The MTA's Rent Authority mechanism — which requires all rental agreements to be registered with a designated officer within two months of signing — has registered barely 38,000 agreements across Delhi since the Act's state adoption, according to figures cited by the Delhi Urban Shelter Improvement Board in a May 2026 review. Against a city with an estimated rental housing base of over 1.8 million units, that is a compliance rate of roughly 2 percent. Landlords, many of whom own one or two properties and depend on the income, complain the registration process is slow and exposes them to litigation risk they cannot afford.
Housing economists who study the NCR market point out that Noida and Gurgaon are seeing parallel pressure. Sector 62 in Noida, close to the Aqua Line metro, has seen rents for furnished one-bedroom units climb past ₹15,000 — a threshold that was associated with South Delhi addresses as recently as 2022. That compression is pushing some tenants back into central Delhi neighbourhoods like Lajpat Nagar and Malviya Nagar, further tightening supply there.

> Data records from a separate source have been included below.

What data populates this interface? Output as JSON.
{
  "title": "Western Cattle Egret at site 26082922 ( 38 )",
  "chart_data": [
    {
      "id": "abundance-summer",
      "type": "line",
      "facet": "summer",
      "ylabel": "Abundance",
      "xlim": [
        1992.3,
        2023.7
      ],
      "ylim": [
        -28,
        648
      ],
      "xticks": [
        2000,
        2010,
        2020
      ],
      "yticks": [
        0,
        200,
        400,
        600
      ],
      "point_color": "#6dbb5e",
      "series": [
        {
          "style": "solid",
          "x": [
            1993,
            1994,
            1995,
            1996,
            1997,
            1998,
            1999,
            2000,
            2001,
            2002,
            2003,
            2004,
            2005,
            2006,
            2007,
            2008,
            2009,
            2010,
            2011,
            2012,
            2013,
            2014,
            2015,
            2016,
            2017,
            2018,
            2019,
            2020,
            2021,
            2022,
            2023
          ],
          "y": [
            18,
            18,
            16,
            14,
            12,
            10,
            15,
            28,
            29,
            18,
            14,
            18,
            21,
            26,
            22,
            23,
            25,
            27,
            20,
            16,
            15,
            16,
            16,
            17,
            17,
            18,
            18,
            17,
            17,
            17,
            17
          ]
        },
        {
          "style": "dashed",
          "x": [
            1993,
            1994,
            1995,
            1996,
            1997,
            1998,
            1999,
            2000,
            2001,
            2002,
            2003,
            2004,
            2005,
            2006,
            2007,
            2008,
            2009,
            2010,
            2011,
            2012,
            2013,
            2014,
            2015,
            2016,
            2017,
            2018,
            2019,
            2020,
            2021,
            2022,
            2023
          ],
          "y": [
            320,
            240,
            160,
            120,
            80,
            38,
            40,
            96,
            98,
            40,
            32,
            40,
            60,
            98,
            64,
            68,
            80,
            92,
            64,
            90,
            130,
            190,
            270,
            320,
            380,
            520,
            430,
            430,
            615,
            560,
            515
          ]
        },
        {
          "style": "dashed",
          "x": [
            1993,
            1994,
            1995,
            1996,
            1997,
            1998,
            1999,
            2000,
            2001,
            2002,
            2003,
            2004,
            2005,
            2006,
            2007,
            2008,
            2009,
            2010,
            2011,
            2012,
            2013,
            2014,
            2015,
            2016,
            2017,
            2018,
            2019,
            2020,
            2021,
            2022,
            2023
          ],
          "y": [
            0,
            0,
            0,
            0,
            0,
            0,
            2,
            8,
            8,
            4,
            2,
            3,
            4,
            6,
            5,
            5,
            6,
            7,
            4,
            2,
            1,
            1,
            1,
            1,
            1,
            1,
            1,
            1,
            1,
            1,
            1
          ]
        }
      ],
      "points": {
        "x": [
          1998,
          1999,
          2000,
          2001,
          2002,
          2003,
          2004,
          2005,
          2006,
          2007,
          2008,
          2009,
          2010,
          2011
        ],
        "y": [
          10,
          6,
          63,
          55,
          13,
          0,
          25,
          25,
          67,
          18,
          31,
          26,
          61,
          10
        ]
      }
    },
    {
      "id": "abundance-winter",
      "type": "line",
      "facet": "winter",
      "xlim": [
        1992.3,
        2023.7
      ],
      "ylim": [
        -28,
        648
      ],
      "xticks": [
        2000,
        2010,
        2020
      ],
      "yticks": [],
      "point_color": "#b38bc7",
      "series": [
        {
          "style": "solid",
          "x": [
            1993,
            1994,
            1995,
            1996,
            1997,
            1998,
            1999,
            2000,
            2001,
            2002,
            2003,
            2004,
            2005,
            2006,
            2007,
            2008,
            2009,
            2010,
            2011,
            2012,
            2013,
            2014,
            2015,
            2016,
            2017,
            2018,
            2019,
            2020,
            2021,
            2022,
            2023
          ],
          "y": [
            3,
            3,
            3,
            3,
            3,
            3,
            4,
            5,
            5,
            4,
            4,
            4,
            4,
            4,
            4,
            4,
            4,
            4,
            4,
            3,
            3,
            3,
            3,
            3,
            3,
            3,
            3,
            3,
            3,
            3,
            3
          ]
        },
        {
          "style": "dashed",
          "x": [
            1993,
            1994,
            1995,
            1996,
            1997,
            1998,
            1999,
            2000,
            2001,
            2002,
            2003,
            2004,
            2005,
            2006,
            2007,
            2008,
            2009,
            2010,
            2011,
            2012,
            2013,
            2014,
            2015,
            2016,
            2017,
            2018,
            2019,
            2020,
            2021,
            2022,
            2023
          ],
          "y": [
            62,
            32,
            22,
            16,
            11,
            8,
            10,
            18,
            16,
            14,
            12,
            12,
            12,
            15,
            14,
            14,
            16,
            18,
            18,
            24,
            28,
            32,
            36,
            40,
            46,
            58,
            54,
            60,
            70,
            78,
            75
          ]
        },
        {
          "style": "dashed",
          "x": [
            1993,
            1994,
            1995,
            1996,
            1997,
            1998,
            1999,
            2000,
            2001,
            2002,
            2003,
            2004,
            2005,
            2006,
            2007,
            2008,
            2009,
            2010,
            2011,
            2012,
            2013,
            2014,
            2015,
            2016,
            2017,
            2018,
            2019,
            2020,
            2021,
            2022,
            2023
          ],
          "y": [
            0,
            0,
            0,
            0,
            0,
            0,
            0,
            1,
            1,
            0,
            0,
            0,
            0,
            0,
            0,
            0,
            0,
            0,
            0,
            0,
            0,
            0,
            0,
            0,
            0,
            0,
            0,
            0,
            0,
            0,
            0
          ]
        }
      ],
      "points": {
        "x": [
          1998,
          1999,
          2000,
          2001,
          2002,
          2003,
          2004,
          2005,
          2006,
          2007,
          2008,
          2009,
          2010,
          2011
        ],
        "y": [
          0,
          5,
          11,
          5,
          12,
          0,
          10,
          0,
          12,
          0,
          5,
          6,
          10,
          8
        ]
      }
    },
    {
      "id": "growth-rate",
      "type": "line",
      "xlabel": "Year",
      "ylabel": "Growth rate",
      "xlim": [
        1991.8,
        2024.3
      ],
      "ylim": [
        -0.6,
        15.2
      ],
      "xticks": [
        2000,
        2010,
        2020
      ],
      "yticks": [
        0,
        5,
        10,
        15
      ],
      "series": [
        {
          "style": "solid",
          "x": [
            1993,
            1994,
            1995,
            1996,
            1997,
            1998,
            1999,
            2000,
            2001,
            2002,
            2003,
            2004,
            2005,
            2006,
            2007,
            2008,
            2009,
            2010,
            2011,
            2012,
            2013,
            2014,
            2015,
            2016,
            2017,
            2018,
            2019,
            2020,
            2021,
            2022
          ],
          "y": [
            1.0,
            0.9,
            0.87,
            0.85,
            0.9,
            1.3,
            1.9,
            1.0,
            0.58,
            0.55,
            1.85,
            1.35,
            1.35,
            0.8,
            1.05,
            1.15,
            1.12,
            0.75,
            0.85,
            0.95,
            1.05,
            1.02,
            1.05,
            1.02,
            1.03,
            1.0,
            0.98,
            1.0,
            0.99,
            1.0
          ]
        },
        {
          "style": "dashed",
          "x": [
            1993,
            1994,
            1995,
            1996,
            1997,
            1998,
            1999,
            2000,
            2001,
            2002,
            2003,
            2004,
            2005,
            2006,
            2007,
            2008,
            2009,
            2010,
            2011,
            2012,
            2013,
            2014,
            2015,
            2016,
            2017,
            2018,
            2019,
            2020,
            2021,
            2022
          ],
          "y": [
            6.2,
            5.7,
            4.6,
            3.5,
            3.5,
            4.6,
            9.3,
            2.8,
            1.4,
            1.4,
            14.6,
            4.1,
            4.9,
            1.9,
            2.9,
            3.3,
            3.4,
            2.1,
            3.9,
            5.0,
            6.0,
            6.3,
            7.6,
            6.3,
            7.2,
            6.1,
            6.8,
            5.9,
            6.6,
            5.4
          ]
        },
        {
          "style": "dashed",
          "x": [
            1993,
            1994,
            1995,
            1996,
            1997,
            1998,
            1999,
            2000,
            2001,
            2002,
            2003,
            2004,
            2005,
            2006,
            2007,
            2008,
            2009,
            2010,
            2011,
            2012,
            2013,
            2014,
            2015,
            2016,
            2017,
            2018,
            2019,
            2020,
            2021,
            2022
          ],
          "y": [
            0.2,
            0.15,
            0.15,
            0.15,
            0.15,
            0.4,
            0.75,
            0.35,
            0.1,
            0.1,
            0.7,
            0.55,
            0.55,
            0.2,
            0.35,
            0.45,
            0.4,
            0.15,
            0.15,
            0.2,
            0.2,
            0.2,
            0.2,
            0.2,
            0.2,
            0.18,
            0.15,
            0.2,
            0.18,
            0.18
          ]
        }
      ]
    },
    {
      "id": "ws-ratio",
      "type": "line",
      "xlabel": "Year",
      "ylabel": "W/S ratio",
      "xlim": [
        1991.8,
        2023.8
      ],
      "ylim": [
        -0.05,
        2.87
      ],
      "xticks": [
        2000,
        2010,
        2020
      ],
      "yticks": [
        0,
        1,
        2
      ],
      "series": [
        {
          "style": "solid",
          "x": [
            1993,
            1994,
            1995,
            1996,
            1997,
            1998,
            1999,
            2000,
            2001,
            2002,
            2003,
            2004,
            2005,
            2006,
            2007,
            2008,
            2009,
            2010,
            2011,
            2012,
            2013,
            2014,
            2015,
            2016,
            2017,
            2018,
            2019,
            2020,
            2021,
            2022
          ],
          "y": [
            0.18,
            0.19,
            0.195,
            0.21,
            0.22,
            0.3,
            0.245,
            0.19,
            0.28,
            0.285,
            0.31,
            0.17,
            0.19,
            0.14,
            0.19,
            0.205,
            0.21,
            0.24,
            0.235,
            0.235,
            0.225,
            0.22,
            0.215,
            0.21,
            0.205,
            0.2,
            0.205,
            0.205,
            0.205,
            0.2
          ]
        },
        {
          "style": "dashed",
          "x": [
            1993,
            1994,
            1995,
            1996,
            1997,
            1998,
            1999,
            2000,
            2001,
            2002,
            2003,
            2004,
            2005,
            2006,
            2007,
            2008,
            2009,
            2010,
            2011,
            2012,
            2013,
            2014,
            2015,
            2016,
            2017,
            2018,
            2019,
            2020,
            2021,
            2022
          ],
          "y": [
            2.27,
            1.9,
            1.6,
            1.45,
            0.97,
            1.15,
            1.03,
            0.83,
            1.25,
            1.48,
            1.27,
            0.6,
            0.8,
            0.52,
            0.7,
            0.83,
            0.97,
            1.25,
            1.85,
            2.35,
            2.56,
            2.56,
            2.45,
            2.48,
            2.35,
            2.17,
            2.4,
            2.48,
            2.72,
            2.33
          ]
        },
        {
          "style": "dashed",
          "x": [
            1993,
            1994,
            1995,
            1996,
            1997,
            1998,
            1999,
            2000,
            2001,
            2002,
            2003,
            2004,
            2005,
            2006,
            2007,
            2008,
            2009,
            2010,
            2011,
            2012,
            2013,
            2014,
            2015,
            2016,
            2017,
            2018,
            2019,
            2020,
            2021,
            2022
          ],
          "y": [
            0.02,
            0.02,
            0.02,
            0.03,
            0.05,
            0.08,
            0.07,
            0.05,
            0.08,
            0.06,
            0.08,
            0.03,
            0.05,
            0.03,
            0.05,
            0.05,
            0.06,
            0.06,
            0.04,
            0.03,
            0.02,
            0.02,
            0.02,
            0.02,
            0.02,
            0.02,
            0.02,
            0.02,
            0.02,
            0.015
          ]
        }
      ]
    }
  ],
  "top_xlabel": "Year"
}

What happens next depends heavily on whether the DDA moves on a reported plan — discussed at its board meeting in May — to fast-track the remaining ARHC units by outsourcing management to NGO and cooperative housing bodies rather than running them as government stock. A final decision was expected by the end of June and has not yet been announced. For tenants renewing leases this monsoon season, that delay is not abstract: the next round of annual rent revisions typically kicks in between August and October, and without functioning rent courts or a credible supply injection, most analysts expect another 10 to 15 percent increase before the end of the financial year.